Amarcord, Nonna Ida, il verdone e Fellini

Pubblicato il 17 Gennaio 2013 in , , da Clementina Coppini

20 gennaio 1920

Domenica prossima mia nonna Ida avrebbe compiuto 93 anni. Nove anni che non è con me e ancora non me ne sono fatta una ragione. Lei invece si era fatta una ragione del tempo che passa e della necessità del trapasso già da decenni, perché era una persona che aveva tanto sofferto (una cosa che ci aveva molto unito era stata la molto prematura scomparsa di sua figlia, che era mia madre) e tanto capito. Dall’alto della sua quarta elementare ne aveva cose da insegnare ed era un essere umano di una finezza di pensiero che ho conosciuto fior di laureati (sottoscritta compresa, che tanto fiore non è comunque bene o male laureata sì) che ne hanno da correre prima di avvicinarsi alla sua saggezza. La scorsa estate ho imbiancato casa e mentre sistemavo quella che in famiglia chiamiamo la Casa dei Nani, cioè l’orrendo e buio sgabuzzino ricavato in un abbassamento del soffitto dell’anticamera, ho trovato il suo vecchio telefono della Sip, quello che per comporre il numero c’è la rotella che si infila il dito e si gira. È un oggetto antiquato di improbabile color verde marcio che fino a pochi anni fa era considerato orrendo e fuori moda e adesso si chiama vintage. Ritrovarlo, forse perché sto diventando vecchia e i miei neuroni in massa fanno le valigie e se ne vanno, mi è sembrato un messaggio dall’aldilà. L’ho lustrato per bene e l’ho posizionato di fianco al mio nuovissimo cordless che si illumina tutto e ha tutti i pulsanti che deve avere un ultimo modello di telefono senza fili. I due apparecchi sembrano in tutto nonno e nipote, insomma.

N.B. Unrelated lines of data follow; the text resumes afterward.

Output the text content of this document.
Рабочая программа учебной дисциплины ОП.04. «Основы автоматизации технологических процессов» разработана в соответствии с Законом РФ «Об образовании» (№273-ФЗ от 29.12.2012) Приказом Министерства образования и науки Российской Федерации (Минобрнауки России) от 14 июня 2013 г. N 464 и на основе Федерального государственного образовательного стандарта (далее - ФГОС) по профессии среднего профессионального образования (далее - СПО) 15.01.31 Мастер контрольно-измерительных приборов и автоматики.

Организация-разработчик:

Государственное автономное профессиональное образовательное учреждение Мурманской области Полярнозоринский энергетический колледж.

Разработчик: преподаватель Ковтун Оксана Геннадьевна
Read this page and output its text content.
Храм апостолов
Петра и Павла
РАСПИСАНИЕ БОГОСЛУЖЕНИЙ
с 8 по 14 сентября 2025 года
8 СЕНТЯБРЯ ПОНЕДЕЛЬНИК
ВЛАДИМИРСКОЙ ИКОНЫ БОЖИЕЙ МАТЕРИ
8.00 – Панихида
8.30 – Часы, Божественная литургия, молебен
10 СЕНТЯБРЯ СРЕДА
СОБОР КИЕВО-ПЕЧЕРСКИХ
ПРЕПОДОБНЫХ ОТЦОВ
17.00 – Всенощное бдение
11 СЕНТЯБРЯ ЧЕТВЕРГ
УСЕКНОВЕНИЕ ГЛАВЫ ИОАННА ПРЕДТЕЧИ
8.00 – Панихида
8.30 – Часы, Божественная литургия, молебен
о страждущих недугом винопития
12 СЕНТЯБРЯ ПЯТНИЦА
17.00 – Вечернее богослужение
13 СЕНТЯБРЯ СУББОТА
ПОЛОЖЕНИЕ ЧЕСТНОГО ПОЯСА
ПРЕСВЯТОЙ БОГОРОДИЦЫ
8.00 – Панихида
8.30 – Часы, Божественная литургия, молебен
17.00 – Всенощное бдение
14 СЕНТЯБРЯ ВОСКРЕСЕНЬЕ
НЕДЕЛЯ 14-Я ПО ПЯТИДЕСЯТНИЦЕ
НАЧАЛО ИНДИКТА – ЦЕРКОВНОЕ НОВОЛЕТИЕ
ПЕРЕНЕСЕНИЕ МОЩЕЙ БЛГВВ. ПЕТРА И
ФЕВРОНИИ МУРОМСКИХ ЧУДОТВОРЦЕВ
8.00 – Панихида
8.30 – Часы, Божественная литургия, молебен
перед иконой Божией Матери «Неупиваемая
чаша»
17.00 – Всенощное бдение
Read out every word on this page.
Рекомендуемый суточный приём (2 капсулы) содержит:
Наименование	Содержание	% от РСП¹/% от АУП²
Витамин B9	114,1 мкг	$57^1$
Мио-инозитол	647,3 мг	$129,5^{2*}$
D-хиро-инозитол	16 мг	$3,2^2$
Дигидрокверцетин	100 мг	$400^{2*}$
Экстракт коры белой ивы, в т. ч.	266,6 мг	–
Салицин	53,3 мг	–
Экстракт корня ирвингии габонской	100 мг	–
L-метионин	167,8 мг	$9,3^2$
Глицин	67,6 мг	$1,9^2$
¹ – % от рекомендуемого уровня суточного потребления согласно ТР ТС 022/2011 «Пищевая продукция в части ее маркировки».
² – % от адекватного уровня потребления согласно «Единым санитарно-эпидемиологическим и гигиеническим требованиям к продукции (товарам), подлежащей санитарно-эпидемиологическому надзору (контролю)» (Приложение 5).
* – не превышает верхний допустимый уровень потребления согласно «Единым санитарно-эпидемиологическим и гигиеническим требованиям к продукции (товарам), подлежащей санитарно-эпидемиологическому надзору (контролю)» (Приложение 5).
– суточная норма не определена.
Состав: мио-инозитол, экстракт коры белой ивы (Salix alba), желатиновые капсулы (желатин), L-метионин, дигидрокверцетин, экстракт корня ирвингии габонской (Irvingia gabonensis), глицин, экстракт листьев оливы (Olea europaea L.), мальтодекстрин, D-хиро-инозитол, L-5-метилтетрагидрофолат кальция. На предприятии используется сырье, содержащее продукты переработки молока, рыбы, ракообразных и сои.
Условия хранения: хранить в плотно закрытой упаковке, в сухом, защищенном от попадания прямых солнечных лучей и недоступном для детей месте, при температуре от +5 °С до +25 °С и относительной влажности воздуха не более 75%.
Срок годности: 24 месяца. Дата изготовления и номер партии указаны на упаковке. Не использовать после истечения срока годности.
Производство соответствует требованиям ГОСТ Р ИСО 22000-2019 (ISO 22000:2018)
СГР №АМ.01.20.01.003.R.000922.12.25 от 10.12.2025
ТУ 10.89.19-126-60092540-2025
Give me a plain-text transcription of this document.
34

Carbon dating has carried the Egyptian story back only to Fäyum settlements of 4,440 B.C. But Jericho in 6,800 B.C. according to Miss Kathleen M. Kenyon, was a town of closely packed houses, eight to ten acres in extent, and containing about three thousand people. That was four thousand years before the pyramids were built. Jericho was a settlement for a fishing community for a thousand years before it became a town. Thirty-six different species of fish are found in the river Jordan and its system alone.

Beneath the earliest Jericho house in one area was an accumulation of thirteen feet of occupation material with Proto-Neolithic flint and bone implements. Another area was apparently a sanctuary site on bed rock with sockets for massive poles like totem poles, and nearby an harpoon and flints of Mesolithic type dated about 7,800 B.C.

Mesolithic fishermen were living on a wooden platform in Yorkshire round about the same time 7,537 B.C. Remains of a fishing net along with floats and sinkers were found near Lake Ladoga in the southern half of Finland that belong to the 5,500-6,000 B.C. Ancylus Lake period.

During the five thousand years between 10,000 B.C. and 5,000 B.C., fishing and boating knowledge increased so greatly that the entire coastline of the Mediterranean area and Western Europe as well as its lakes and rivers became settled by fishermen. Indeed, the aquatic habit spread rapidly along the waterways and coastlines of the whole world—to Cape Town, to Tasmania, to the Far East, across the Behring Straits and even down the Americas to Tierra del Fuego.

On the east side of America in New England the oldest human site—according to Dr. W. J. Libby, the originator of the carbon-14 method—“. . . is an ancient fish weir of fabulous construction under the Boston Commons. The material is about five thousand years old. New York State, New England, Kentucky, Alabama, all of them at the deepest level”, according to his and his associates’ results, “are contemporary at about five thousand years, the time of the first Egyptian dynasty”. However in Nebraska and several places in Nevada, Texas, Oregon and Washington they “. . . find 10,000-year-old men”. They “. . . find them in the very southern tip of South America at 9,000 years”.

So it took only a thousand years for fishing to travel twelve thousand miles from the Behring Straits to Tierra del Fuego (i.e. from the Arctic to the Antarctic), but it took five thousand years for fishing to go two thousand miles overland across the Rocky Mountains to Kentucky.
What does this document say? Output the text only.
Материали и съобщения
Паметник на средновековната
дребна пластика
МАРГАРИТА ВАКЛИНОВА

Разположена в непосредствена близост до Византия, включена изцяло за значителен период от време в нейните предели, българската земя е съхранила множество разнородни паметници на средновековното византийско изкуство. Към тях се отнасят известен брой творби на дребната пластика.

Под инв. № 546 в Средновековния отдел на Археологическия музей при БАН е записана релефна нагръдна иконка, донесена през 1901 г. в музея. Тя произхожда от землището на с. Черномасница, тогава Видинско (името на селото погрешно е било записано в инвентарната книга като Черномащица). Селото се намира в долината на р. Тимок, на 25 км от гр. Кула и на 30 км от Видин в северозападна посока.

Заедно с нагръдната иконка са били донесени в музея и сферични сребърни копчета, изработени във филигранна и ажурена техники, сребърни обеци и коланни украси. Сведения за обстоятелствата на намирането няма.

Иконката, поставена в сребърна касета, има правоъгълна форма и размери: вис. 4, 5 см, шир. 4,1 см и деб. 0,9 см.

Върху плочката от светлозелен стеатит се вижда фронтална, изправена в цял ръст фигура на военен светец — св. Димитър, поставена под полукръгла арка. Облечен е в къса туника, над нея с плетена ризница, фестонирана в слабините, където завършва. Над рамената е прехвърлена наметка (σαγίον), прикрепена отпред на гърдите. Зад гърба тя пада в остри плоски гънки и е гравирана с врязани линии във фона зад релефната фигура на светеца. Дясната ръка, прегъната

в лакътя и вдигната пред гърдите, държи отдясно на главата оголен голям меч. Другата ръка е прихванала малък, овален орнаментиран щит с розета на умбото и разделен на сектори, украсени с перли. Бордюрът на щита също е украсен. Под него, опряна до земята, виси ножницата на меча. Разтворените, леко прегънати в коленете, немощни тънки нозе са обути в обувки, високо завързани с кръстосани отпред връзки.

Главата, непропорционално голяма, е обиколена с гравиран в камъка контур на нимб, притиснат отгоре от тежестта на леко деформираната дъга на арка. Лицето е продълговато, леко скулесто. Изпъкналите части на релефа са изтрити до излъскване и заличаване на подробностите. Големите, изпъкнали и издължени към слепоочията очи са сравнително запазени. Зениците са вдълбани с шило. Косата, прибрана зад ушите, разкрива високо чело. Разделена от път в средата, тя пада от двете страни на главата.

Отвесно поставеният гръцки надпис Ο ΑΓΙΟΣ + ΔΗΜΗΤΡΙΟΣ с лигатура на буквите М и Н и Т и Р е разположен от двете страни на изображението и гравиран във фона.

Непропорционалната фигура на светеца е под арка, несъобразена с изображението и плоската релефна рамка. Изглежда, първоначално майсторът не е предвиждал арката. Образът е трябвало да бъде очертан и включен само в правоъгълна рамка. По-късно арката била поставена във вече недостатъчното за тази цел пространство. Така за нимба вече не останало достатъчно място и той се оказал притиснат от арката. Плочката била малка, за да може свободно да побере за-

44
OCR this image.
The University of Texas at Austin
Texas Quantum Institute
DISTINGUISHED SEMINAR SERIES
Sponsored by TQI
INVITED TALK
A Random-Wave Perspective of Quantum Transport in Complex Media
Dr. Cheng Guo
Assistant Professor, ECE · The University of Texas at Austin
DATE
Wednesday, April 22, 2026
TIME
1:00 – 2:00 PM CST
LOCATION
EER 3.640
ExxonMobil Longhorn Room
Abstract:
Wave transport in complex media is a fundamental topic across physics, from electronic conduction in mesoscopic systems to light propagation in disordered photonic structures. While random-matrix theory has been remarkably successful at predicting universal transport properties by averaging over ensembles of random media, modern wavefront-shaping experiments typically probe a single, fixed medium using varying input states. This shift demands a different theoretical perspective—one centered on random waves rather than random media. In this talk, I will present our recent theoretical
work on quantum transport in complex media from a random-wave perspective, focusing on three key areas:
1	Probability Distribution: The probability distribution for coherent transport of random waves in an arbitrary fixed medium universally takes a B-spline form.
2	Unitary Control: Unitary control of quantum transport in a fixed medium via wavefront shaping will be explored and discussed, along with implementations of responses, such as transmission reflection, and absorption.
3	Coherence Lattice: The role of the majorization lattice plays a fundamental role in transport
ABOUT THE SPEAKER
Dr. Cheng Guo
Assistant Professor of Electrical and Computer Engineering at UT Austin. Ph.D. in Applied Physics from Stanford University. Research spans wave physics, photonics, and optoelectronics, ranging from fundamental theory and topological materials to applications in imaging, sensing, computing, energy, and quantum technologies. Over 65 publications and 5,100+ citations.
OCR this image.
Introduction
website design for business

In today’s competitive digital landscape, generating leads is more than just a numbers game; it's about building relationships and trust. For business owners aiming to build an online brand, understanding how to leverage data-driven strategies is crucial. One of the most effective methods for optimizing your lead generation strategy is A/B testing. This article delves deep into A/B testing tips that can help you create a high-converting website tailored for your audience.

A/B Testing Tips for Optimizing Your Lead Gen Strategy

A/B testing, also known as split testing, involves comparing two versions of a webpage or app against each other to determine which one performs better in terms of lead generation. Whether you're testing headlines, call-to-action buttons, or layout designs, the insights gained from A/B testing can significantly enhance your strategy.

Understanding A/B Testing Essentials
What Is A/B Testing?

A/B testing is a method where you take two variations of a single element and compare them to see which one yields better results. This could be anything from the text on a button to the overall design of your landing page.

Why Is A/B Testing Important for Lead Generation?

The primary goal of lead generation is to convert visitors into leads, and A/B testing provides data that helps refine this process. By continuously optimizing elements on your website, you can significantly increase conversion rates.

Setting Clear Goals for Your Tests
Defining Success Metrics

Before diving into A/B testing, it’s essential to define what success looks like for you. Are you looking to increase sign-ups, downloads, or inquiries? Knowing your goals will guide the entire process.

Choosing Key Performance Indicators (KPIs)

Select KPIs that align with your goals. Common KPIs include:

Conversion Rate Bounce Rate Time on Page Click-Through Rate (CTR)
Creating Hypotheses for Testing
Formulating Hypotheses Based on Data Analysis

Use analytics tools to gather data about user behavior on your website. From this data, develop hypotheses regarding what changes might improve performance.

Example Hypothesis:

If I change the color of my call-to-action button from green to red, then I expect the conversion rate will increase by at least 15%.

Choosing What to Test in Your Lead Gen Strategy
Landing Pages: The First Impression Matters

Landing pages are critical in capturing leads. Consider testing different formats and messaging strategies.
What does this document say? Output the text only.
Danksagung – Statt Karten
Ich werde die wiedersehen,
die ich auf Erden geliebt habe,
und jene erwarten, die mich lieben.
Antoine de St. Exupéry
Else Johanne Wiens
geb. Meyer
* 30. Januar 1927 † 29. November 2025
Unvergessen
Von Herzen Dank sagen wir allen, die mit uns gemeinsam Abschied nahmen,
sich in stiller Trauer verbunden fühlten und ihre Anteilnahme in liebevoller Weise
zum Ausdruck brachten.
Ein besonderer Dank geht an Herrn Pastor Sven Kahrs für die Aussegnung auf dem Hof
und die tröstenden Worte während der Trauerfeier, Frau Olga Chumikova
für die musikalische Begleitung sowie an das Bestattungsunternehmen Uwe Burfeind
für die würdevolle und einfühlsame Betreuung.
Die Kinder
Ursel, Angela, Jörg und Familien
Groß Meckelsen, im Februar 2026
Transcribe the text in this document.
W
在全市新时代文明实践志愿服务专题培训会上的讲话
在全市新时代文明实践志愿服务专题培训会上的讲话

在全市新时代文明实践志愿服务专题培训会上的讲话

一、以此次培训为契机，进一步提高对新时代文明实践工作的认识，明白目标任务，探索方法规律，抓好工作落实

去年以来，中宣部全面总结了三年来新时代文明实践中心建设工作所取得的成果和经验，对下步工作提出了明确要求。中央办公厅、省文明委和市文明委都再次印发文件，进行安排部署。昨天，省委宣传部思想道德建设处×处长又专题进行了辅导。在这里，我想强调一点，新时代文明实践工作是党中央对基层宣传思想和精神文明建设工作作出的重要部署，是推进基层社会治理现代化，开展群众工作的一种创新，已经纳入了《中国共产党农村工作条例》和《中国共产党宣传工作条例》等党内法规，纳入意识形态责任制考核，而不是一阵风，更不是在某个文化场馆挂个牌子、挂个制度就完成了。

Siccome ai tempi del verdone non era possibile memorizzare alcun numero, nemmeno il proprio, sopra la rotellona c’era un pezzetto di plastica trasparente sotto il quale stava un micro-fogliettino da utilizzare per scrivere il proprio numero di telefono, così almeno uno lo sapeva. Lì c’è ancora scritto il numero di mia nonna. Non ho avuto bisogno di leggerlo, perché me lo ricordo perfettamente. La chiamavo tutti i giorni o quasi e quando mi dimenticavo mi chiamava lei e mi chiedeva se mi ricordavo di avere una nonna. Forse me lo ricordavo meno allora di adesso. Sono anni che ogni tanto mi viene in mente di comporre quel numero e solo dopo mi rendo conto che non risponderà nessuno, e se qualcuno rispondesse non sarebbe certo lei. Quando i miei figli mi hanno chiesto perché l’ho messo lì sul mobiletto ho spiegato loro che ogni tanto compongo il numero della nonna Ida, così magari lei mi risponde dal Paradiso. Essendo ormai adolescenti, mi hanno guardato male. Non importa. Tra tutti i modi attraverso i quali l’imponderabile si mette in contatto con noi forse non c’è un vecchio telefono scollegato, questo posso accettarlo senza difficoltà. Ma, poiché l’imponderabile appunto è tale, il telefono lo lascio lì lo stesso, appunto perché mi ricorda mia nonna.

Il 20 gennaio del 1920 era nato anche Federico Fellini. Mia nonna era fierissima di questo fatto. Così ogni tanto, quando passo davanti al verdone, immagino che si metta a suonare. Ma non con il solito suono dei telefoni dell’epoca, ma con la musica di Amarcord. Immaginare è un modo per ricordare e l’imponderabile si presenta in molte forme, appunto. Anche con l’aspetto di un vetusto telefono della Sip.